As figuras e desenhos nas margens dos livros podem ter sido adicionados por uma variedade de razões. A principal das hipóteses, porém, é a de que elas tenham sido acrescentadas simplesmente com a intenção mostrar quem era o dono da obra.

Estes manuscritos eram considerados sagrados. E, mesmo que quisesse deixar sua marca neles, você não iria querer ser óbvio demais", explica Barrett.

Quanto às figuras o fotógrafo não acredita que elas "tenham sido necessariamente rabiscadas de propósito".

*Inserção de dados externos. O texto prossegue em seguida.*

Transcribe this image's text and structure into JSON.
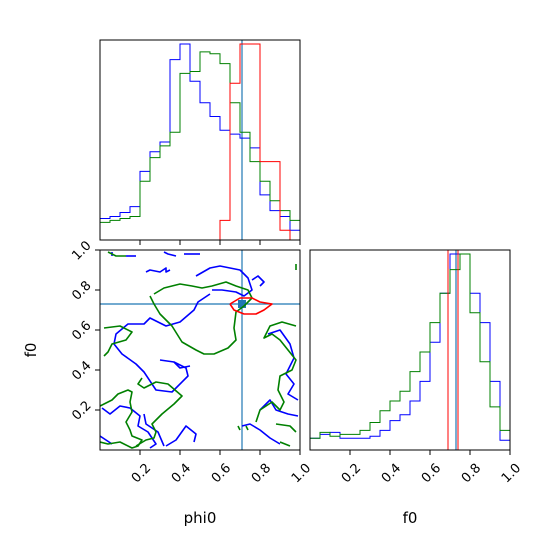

Muitas vezes, essas anotações e certamente outras que registrei mais recentemente tinham, sem dúvida, relação com o próprio texto."

Novas Descobertas

Para Lowe, "as pessoas estão começando a perceber que as 'informações sobre o relevo' estão transformando o nosso conhecimento". Por esse motivo, ele sugere que a nova abordagem poderá possibilitar diversas outras descobertas no futuro. "Deve haver objetos nas bibliotecas de todo o mundo que podem se beneficiar dessa tecnologia... é questão de tratar os objetos materiais como evidências" apontou.

Existem muitas coisas que sabemos, mas existem também muitas outras que podem ser descobertas. E acho que este é um pensamento incrivelmente estimulante e inspirador", conclui ele.